Verhängnisvolles Telegramm

Die Liste der ebenso unscheinbaren wie geschichtsträchtigen Orte in Washington ließe sich beliebig verlängern, etwa um das Watergate-Gebäude, in dem Nixon-Anhänger 1972 einbrachen, um interne Informationen über den Wahlkampf der gegnerischen Demokraten zu erlangen, oder die ehemalige deutsche Botschaft an der Massachusetts Avenue, die während des Ersten Weltkriegs ein Zentrum der Spionage war.

Hier wurde 1917 ein verhängnisvolles Telegramm nach Mexiko weitergeleitet, in dem der deutsche Staatssekretär im Auswärtigen Amt Arthur Zimmermann Mexiko die US-Staaten Texas, Arizona und New Mexico versprach, falls sich Mexiko im Falle eines Kriegseintritts der USA mit Deutschland verbünden sollte. Britische Agenten konnten das Telegramm abfangen, und wenig später druckten es alle großen amerikanischen Zeitungen.

Nicht zuletzt der dadurch entfachte Sturm der Entrüstung führte dazu, dass die bis dahin neutralen Vereinigten Staaten tatsächlich auf Seiten der deutschen Gegner in den Krieg zogen.

Viele Schauplätze der Spionagegeschichte sind im Innenstadtbezirk Washingtons leicht zu Fuß zu erreichen. So auch das "International Spy Museum", das als erstes seiner Art eine aufwändige Dauerausstellung zum Thema zeigt.
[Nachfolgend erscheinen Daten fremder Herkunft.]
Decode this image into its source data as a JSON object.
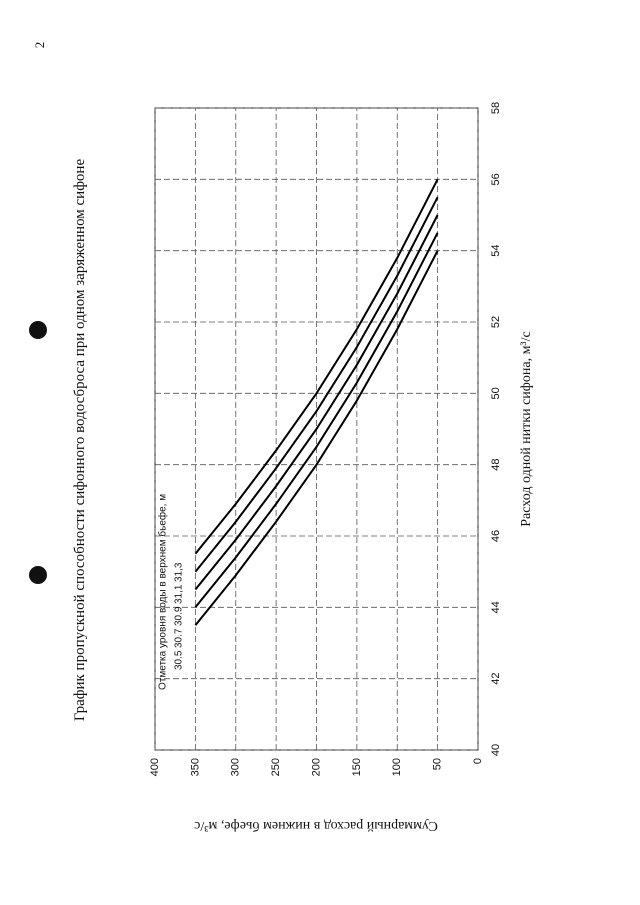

Mehr als 700.000 Besucher hat die Einrichtung jährlich.

Abhörwanze im geschnitzten US-Adler

Agenten im Dienste der USA erhalten einen Dollar Rabatt, und der dort beschäftigte Historiker Thomas Boghardt sagt, dass es schon vorgekommen sei, dass Agenten anderer Geheimdienste dem Museum Fotos angeboten hätten, auf denen sie vorteilhafter getroffen seien.

Bei einem Rundgang begegnet man dem mit einer vergifteten Spitze versehenen Schirm, mit dem der Dissident Georgi Markow 1978 in London auf offener Straße erstochen wurde, und einem geschnitzten US-Adler, den sowjetische Schüler 1946 dem amerikanischen Botschafter in Moskau als Willkommensgruß schenkten und in dessen Inneren sich eine Abhörwanze verbarg.

Ausgestellt wird auch ein zäpfchenförmiges "Rectal Tool Kit" der CIA, das man unauffällig im Körper tragen konnte und in dem immerhin eine Säge, eine Zange und ein Bohrer Platz fanden. Auch die Geschichte der Spionage wird beleuchtet. Der Schriftsteller Daniel Defoe, der Verführer Giovanni Casanova, die Tänzerinnen Mata Hari und Josephine Baker sowie der Baseball-Profi Moe Berg haben alle ihren Auftritt als prominente Spione, und am Ende des Rundgangs könnte man meinen, Spionage sei so ziemlich das Normalste auf der Welt.

Wenige Tage später steht man wieder im Dulles Airport und fragt sich, warum der Zollbeamte den Reisepass so ausgiebig studiert, weshalb die Überwachungskameras stets auf einen selbst gerichtet zu sein scheinen, und ob der Flughafen nicht jener war, von dem die CIA-Maschinen aufbrachen, um Verdächtige an geheime Verhörorte in Osteuropa zu bringen.

Man merkt, dass man nicht nur einiges über die Geschichte der Spionage gelernt hat, sondern auch, wie sich ein Spion in seinem Verfolgungswahn fühlen muss. Wenn man noch nach einem langen Flug bei der Frage "Wohin des Wegs?" plötzlich aufschreckt, bevor sich langsam das unschuldige Gesicht eines Taxifahrers aus dem dichten deutschen Winternebel schält, dann weiß man, dass einen die Dr.-Jekyll-und-Mr.-Hyde-Stadt Washington noch lange nicht losgelassen hat.